/bgd

Implementation of Bayesian Gradient Descent

Primary LanguagePythonMIT LicenseMIT

Bayesian Gradient Descent (BGD) - Task Agnostic Continual Learning

This is an implementation of Bayesian Gradient Descent (BGD), an algorithm for continual learning which is applicable to scenarios where task identity or boundaries are unknown during both training and testing — task-agnostic continual learning.
It is based on the online version of variational Bayes, and learns a posterior distribution on a deep neural network weights.

Please see our paper, Task Agnostic Continual Learning Using Online Variational Bayes, for further details.

Classic continual learning experiments

BGD works on any continual learning problem.

For example, to run Continuous task-agnostic Permuted MNIST experiment, use the command:

python main.py --logname continuous_permuted_mnist_10tasks --num_workers 1 --test_freq 10 --permute_seed 2019 --seed 2019 --iterations_per_virtual_epc 469 --contpermuted_beta 4 --num_of_permutations $(( 10 - 1 )) --optimizer bgd --nn_arch mnist_simple_net_200width_domainlearning_1024input_10cls_1ds --dataset ds_padded_cont_permuted_mnist --num_epochs $(( 20 * 10)) --std_init 0.06 --batch_size 128 --results_dir res --train_mc_iters 10 --inference_mc --test_mc_iters 10 --inference_map --inference_committee --committee_size 10 --inference_aggsoftmax --inference_initstd --desc BGD on continuous permuted mnist

See more examples on different experiments in ./run_exps.sh.

Using BGD PyTorch optimizer

This code includes implementation of BGD as a PyTorch optimizer, allowing easy integration to existing code.

Using BGD in your code requires few adaptations:

  • Use BGD as the optimizer. (./optimizers_lib/bgd_optimizer.py )
  • Add Monte-Carlo loop inside the batch loop.
  • Randomize weights in the beginning of the Monte-Carlo loop.
  • Use bgd_optimizer.aggregate_grads(batch_size) after every .backward().
  • Use bgd_optimizer.step() on the end of the Monte-Carlo iterations.

A pseudo-code example of using BGD:

For samples, labels in data:
    for mc_iter in range(mc_iters):
        bgd_optimizer.randomize_weights()
        output = model.forward(samples)
        loss = criterion(output, labels)
        bgd_optimizer.zero_grad()
        loss.backward()
        bgd_optimizer.aggregate_grads(batch_size)
    optimizer.step()

Continuous task-agnostic Permuted MNIST experiment

In the paper, we present the Continuous task-agnostic Permuted MNIST experiment, where task-switch is performed slowly over time.

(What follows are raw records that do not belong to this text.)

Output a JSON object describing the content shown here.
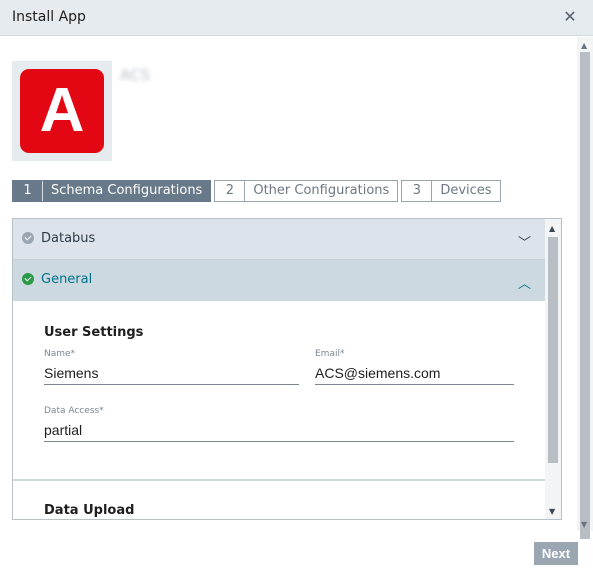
{
  "dialog": {
    "title": "Install App",
    "close_icon": "close-icon"
  },
  "app": {
    "logo_letter": "A",
    "logo_color": "#e30613",
    "name": "ACS"
  },
  "steps": [
    {
      "number": "1",
      "label": "Schema Configurations",
      "active": true
    },
    {
      "number": "2",
      "label": "Other Configurations",
      "active": false
    },
    {
      "number": "3",
      "label": "Devices",
      "active": false
    }
  ],
  "accordion": {
    "databus": {
      "label": "Databus",
      "icon": "check-circle-icon",
      "chevron": "chevron-down-icon",
      "expanded": false
    },
    "general": {
      "label": "General",
      "icon": "check-circle-icon",
      "chevron": "chevron-up-icon",
      "expanded": true
    }
  },
  "user_settings": {
    "title": "User Settings",
    "name": {
      "label": "Name*",
      "value": "Siemens"
    },
    "email": {
      "label": "Email*",
      "value": "ACS@siemens.com"
    },
    "data_access": {
      "label": "Data Access*",
      "value": "partial"
    }
  },
  "data_upload": {
    "title": "Data Upload"
  },
  "footer": {
    "next_label": "Next"
  },
  "colors": {
    "accent": "#00708a",
    "success": "#2b9a46",
    "active_step": "#687989"
  }
}
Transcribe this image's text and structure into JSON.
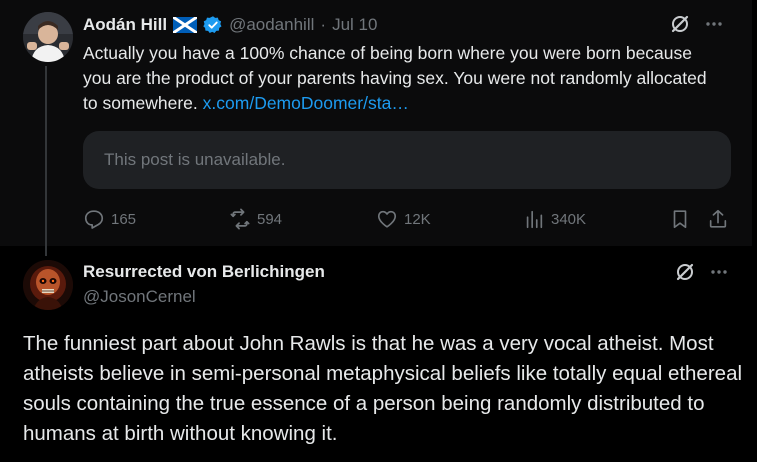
{
  "post1": {
    "author_name": "Aodán Hill",
    "flag_icon": "scotland-flag-icon",
    "handle": "@aodanhill",
    "separator": "·",
    "date": "Jul 10",
    "text": "Actually you have a 100% chance of being born where you were born because you are the product of your parents having sex. You were not randomly allocated to somewhere.",
    "link_text": "x.com/DemoDoomer/sta…",
    "quote_unavailable": "This post is unavailable.",
    "actions": {
      "replies": "165",
      "reposts": "594",
      "likes": "12K",
      "views": "340K"
    }
  },
  "post2": {
    "author_name": "Resurrected von Berlichingen",
    "handle": "@JosonCernel",
    "text": "The funniest part about John Rawls is that he was a very vocal atheist. Most atheists believe in semi-personal metaphysical beliefs like totally equal ethereal souls containing the true essence of a person being randomly distributed to humans at birth without knowing it."
  },
  "colors": {
    "background": "#000000",
    "text": "#e7e9ea",
    "muted": "#71767b",
    "link": "#1d9bf0",
    "verified": "#1d9bf0"
  }
}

To create similar experiment, you can use the included sampler - ContinuousMultinomialSampler. The sampler, and the function of creating data for the continuous experiment are at ./utils/datasets.py (relevant function: ds_padded_cont_permuted_mnist()).

This will produce the following distribution of tasks over iterations: Distribution of samples from each task as a function of iteration. The tasks are not changed abruptly, but slowly over time --- tasks boundaries are undefined. Moreover, the algorithm has no access to this distribution. Here, number of samples from each task in each batch is a random variable drawn from a distribution over tasks, and this distribution changes over time (iterations).

Labels trick

The labels trick is used for "class learning", where different tasks do not share the same label space (and do not share output heads). In such case, we train only the heads of labels appear in the current mini-batch.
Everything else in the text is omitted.